In Austria the legal basis is the Banking Act (BWG) together with the Deposit Guarantee and Investor Compensation Act (ESAEG). Deposits are insured up to €100,000 per customer per bank.
Conditions as of June 2026
Following the ECB's 5 June 2026 meeting, which cut the deposit facility rate to 1.75%, the Austrian and German term-deposit market shows the following range:
- 3 months: 1.8-2.2% per year
- 12 months: 2.0-2.5% per year
- 24 months: 2.1-2.7% per year
- 60 months: 2.3-3.0% per year
The yield curve is therefore only mildly upward-sloping — the term premium for longer maturities is currently around 50-80 basis points. In a phase of expected rate cuts, a laddering strategy can pay off: splitting the capital across several maturities (say 1, 2, 3, 4, 5 years) so that one-fifth is freed up for reinvestment each year.
Comparison with bonds
Functionally Festgeld resembles a corporate bond without price risk and without a secondary market. Three differences matter:
- Credit risk: With Festgeld the investor bears the credit risk of the individual bank, protected only up to €100,000. Government bonds or covered bonds (Pfandbriefe) can carry materially lower credit risk.

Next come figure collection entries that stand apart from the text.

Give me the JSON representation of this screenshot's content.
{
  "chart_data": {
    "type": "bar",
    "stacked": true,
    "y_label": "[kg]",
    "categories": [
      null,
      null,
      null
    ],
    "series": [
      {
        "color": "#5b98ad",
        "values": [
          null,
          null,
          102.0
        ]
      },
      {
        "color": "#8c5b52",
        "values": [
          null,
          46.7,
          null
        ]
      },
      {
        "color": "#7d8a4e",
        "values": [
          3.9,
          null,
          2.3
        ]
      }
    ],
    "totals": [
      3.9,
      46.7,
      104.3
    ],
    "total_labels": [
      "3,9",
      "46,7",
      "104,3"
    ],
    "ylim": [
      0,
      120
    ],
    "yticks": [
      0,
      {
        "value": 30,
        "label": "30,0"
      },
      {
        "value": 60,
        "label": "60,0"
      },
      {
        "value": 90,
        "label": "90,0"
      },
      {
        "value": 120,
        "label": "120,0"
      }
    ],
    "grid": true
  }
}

- Liquidity: Bonds trade every day on exchange; Festgeld generally does not.
- Price risk: Bonds lose market value when rates rise; Festgeld does not — the investor always receives the principal at maturity.
Tax treatment
As with Tagesgeld, interest income is subject to KESt at 27.5%. Austrian banks withhold the tax automatically. With German providers (Klarna, Renault Bank, MoneYou) the Austrian investor must self-declare the interest in the income-tax return — failing to do so triggers late-payment surcharges and, potentially, fiscal-criminal proceedings.